Section 120.49 (3) (a), Stats., authorizes a school board to enter into a contract with a principal. Section 118.21, Stats., requires that there be a written contract which shall be filed with the school district clerk. A city contract is involved. There is no question but that the principal directly
enters into the contract within the meaning of sec. 946.13
(1) (a), Stats., or that he has a direct pecuniary interest therein. He does so in his private capacity. The only question is whether he, as alderman, i authorized or required by law to perform in regard to that contract some official function requiring the exercise of discretion on his part.
While it is a close question, I am of the opinion that he is authorized to perform an official function requiring the exercise of discretion on his part. The fiscal board authorizes the funding of that contract, and while the monetary amount may well be hidden in the mass of funds necessary to fund the total school budget, and while the school board is in substantial charge of allocation of such funds, the alderman exercises discretion in the total amount of funds to be approved.
Abstention from voting on the fiscal board when the question of funding the budget, and hence the contract, comes up, would not absolve the individual from probable violation of sec. 946.13 (1) (a), Stats., if he had already entered into the contract during the time he was alderman. The only question would be whether he is authorized or required by law to perform in regard to that contract some official function requiring the exercise of discretion.
Another area of potential conflict is the power of the fiscal board under sec. 120.50 (5), Stats., to abolish the city school district and fiscal board and to create a common school district or a unified school district containing the territory of the city school district. If abolished, a conveyance would be necessary, among other things, and sec. 946.13 (4), Stats., defines contract to include a conveyance.

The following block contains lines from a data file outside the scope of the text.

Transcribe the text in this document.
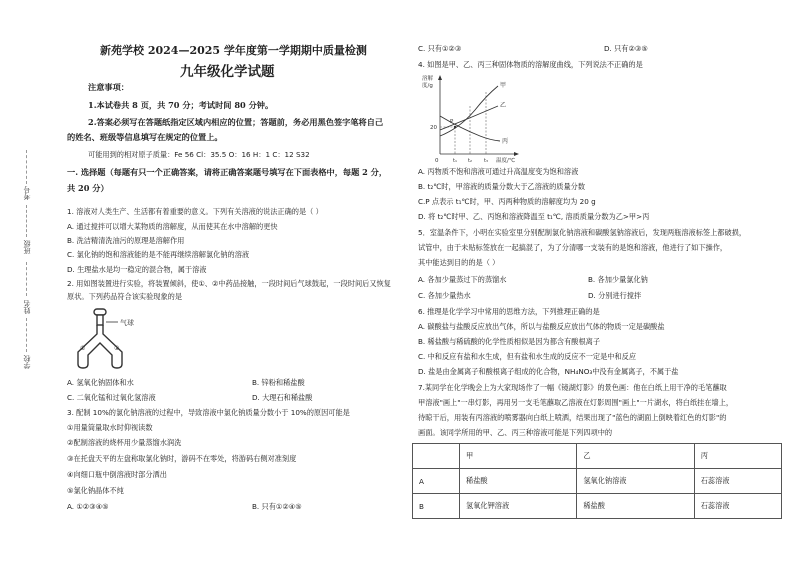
考号
班级
姓名
学校
新苑学校 2024—2025 学年度第一学期期中质量检测
九年级化学试题
注意事项：
1.本试卷共 8 页，共 70 分；考试时间 80 分钟。
2.答案必须写在答题纸指定区域内相应的位置；答题前，务必用黑色签字笔将自己
的姓名、班级等信息填写在规定的位置上。
可能用到的相对原子质量：Fe 56 Cl：35.5 O：16 H：1 C：12 S32
一. 选择题（每题有只一个正确答案，请将正确答案题号填写在下面表格中，每题 2 分，
共 20 分）
1. 溶液对人类生产、生活都有着重要的意义。下列有关溶液的说法正确的是（ ）
A. 通过搅拌可以增大某物质的溶解度，从而使其在水中溶解的更快
B. 洗洁精清洗油污的原理是溶解作用
C. 氯化钠的饱和溶液能的是不能再继续溶解氯化钠的溶液
D. 生理盐水是均一稳定的混合物，属于溶液
2. 用如图装置进行实验，将装置倾斜，使①、②中药品接触，一段时间后气球鼓起，一段时间后又恢复
原状。下列药品符合该实验现象的是
气球
①	②
A. 氢氧化钠固体和水	B. 锌粉和稀盐酸
C. 二氧化锰和过氧化氢溶液	D. 大理石和稀盐酸
3. 配制 10%的氯化钠溶液的过程中，导致溶液中氯化钠质量分数小于 10%的原因可能是
①用量筒量取水时仰视读数
②配制溶液的烧杯用少量蒸馏水润洗
③在托盘天平的左盘称取氯化钠时，游码不在零处，将游码右侧对准刻度
④向细口瓶中倒溶液时部分洒出
⑤氯化钠晶体不纯
A. ①②③④⑤	B. 只有①②④⑤
C. 只有①②③	D. 只有②③⑤
4. 如图是甲、乙、丙三种固体物质的溶解度曲线，下列说法不正确的是
溶解
度/g
温度/℃
0
20
t₁ t₂ t₃
P
甲
乙
丙
A. 丙物质不饱和溶液可通过升高温度变为饱和溶液
B. t₂℃时，甲溶液的质量分数大于乙溶液的质量分数
C.P 点表示 t₁℃时，甲、丙两种物质的溶解度均为 20 g
D. 将 t₂℃时甲、乙、丙饱和溶液降温至 t₁℃, 溶质质量分数为乙>甲>丙
5．室温条件下，小明在实验室里分别配制氯化钠溶液和碳酸氢钠溶液后，发现两瓶溶液标签上都破损，
试管中，由于未贴标签放在一起搞混了，为了分清哪一支装有的是饱和溶液，他进行了如下操作，
其中能达到目的的是（ ）
A. 各加少量蒸过下的蒸馏水	B. 各加少量氯化钠
C. 各加少量热水	D. 分别进行搅拌
6. 推理是化学学习中常用的思维方法，下列推理正确的是
A. 碳酸盐与盐酸反应放出气体，所以与盐酸反应放出气体的物质一定是碳酸盐
B. 稀盐酸与稀硫酸的化学性质相似是因为都含有酸根离子
C. 中和反应有盐和水生成，但有盐和水生成的反应不一定是中和反应
D. 盐是由金属离子和酸根离子组成的化合物，NH₄NO₃中没有金属离子，不属于盐
7.某同学在化学晚会上为大家现场作了一幅《镜湖灯影》的景色画：他在白纸上用干净的毛笔蘸取
甲溶液"画上"一串灯影，再用另一支毛笔蘸取乙溶液在灯影周围"画上"一片湖水，将白纸挂在墙上，
待晾干后，用装有丙溶液的喷雾器向白纸上喷洒，结果出现了"蓝色的湖面上倒映着红色的灯影"的
画面。该同学所用的甲、乙、丙三种溶液可能是下列四项中的
	甲	乙	丙
A	稀盐酸	氢氧化钠溶液	石蕊溶液
B	氢氧化钾溶液	稀盐酸	石蕊溶液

It appears to me that as a teacher in the school system he might well have a direct or indirect pecuniary interest in the change from a city school district to an independent district and would at the same time be in a position where by voting he would exercise discretion in an official capacity.
We cannot speculate on the various circumstances which might give rise to the basis for a successful prosecution. A court, or court and jury, would determine the facts and apply the law if a prosecution were brought.

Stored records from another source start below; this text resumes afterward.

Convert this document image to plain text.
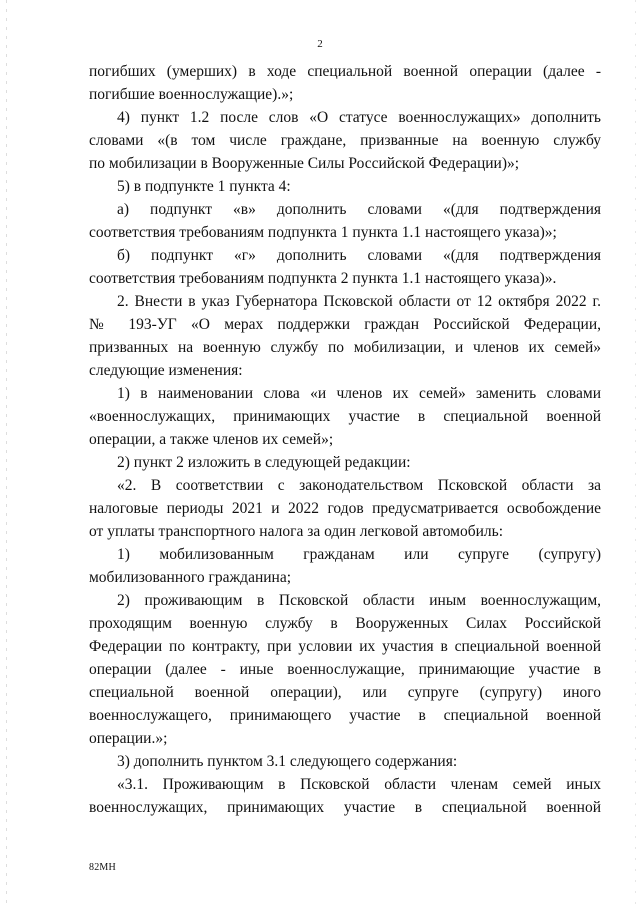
2
погибших (умерших) в ходе специальной военной операции (далее -
погибшие военнослужащие).»;
4) пункт 1.2 после слов «О статусе военнослужащих» дополнить
словами «(в том числе граждане, призванные на военную службу
по мобилизации в Вооруженные Силы Российской Федерации)»;
5) в подпункте 1 пункта 4:
а) подпункт «в» дополнить словами «(для подтверждения
соответствия требованиям подпункта 1 пункта 1.1 настоящего указа)»;
б) подпункт «г» дополнить словами «(для подтверждения
соответствия требованиям подпункта 2 пункта 1.1 настоящего указа)».
2. Внести в указ Губернатора Псковской области от 12 октября 2022 г.
№ 193-УГ «О мерах поддержки граждан Российской Федерации,
призванных на военную службу по мобилизации, и членов их семей»
следующие изменения:
1) в наименовании слова «и членов их семей» заменить словами
«военнослужащих, принимающих участие в специальной военной
операции, а также членов их семей»;
2) пункт 2 изложить в следующей редакции:
«2. В соответствии с законодательством Псковской области за
налоговые периоды 2021 и 2022 годов предусматривается освобождение
от уплаты транспортного налога за один легковой автомобиль:
1) мобилизованным гражданам или супруге (супругу)
мобилизованного гражданина;
2) проживающим в Псковской области иным военнослужащим,
проходящим военную службу в Вооруженных Силах Российской
Федерации по контракту, при условии их участия в специальной военной
операции (далее - иные военнослужащие, принимающие участие в
специальной военной операции), или супруге (супругу) иного
военнослужащего, принимающего участие в специальной военной
операции.»;
3) дополнить пунктом 3.1 следующего содержания:
«3.1. Проживающим в Псковской области членам семей иных
военнослужащих, принимающих участие в специальной военной
82МН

Since sec. 946.13 (3), Stats., makes any contract entered into in violation of this section void, it is possible to test claimed conflict in a specific case by means of a declaratory judgments action. An interested taxpayer or city officer could bring an appropriate action which would indirectly test the alderman’s right to serve as alderman and employe. Quo warranto is another possible method of testing the alderman’s right to hold office, although its use in the instant case is somewhat questionable.
An opinion from this office is not a suitable vehicle to pressure a duly elected official into resigning as alderman or teacher, especially where the question of conflict is debatable and may be subject to avoidance.